Un estudio sueco de la Universidad de Gothenburg sobre el uso de Facebook revela que las mujeres pasan 81 minutos al día en esta red social, mientras que los hombres dedican “solo“ 64 minutos diarios. El usuario medio accede 6,1 veces a la red social cada 24 horas. De la investigación también se deduce que, para el 85% de los encuestados, acceder a esta red social forma parte de la rutina diaria, que es un hábito “casi inconsciente, en algunos casos adictivo“, tal y como asegura Leif Denti, que ha dirigido el estudio. De hecho, el 70% de los usuarios entra en Facebook sistemáticamente cada vez que abre el navegador web.
Por otro lado, los datos revelan que los usuarios que pasan más tiempo en Facebook son también los que se sienten menos felices y más descontentos con su vida. Y que un tercio de los usuarios masculinos usan Facebook para provocar a otros. Pero a la hora de publicar información, la mayoría del contenido que se comparte (el 62%) es para expresar emociones positivas y compartir acontecimientos felices. Por otra parte, el 67% de los jóvenes declara usar Facebook para matar el tiempo. Y el 50% de los usuarios, independientemente de la edad, utiliza la red social para acceder a información y adquirir conocimientos.
A pesar de todo lo positivo que puede ser Facebook en la práctica, los individuos con baja autoestima se comportan de manera contraproducente en esta red social, bombardeando a sus contactos con mensajes negativos sobre sus vidas y volviéndose cada vez menos amigables para los demás, según se desprende de un nuevo estudio de la Universidad de Waterloo (Canadá) publicado en la revista Psychological Science.

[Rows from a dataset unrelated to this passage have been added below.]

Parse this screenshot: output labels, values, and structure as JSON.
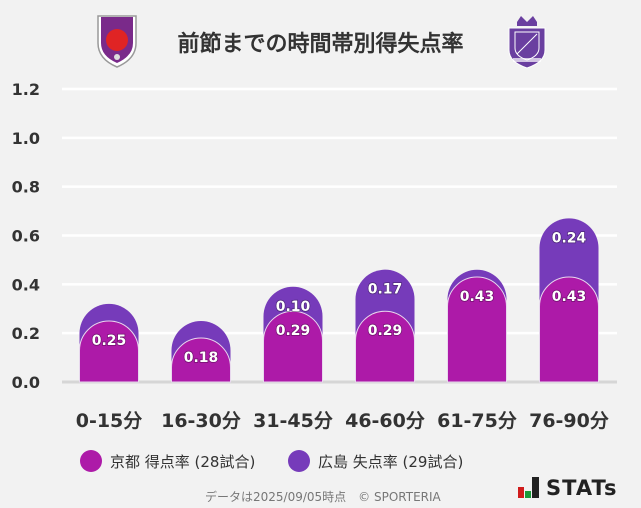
{
  "title": "前節までの時間帯別得失点率",
  "logos": {
    "left": "KYOTO SANGA",
    "right": "SANFRECCE HIROSHIMA"
  },
  "chart_data": {
    "type": "bar",
    "stacked": true,
    "categories": [
      "0-15分",
      "16-30分",
      "31-45分",
      "46-60分",
      "61-75分",
      "76-90分"
    ],
    "series": [
      {
        "name": "京都 得点率 (28試合)",
        "color": "#ad1aa8",
        "values": [
          0.25,
          0.18,
          0.29,
          0.29,
          0.43,
          0.43
        ],
        "labels": [
          "0.25",
          "0.18",
          "0.29",
          "0.29",
          "0.43",
          "0.43"
        ]
      },
      {
        "name": "広島 失点率 (29試合)",
        "color": "#763bba",
        "values": [
          0.07,
          0.07,
          0.1,
          0.17,
          0.03,
          0.24
        ],
        "labels": [
          "",
          "",
          "0.10",
          "0.17",
          "",
          "0.24"
        ]
      }
    ],
    "ylim": [
      0,
      1.2
    ],
    "yticks": [
      "0.0",
      "0.2",
      "0.4",
      "0.6",
      "0.8",
      "1.0",
      "1.2"
    ],
    "grid": true,
    "legend": "bottom"
  },
  "footer": {
    "note": "データは2025/09/05時点　© SPORTERIA",
    "brand": "STATs"
  }
}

Joanne Wood y Amanda Forest, coautoras del estudio, comprobaron que la gente con baja autoestima se comporta de manera diferente a la hora de expresar sus emociones cara-a-cara o en Facebook, y que perciben la red social como un lugar seguro para evitar situaciones sociales violentas o embarazosas, por lo que se comunican más on-line. Sin embargo, la realidad es que los demás “se cansan” de los mensajes negativos, que son emitidos con más frecuencia por sujetos que tienen la autoestima mermada. Lo peor es que “en Facebook no vemos las reacciones de los demás”, reflexiona Wood, y los individuos siguen emitiendo mensajes que les perjudican socialmente.
Y tú, ¿eres usuario positivo o depresivo?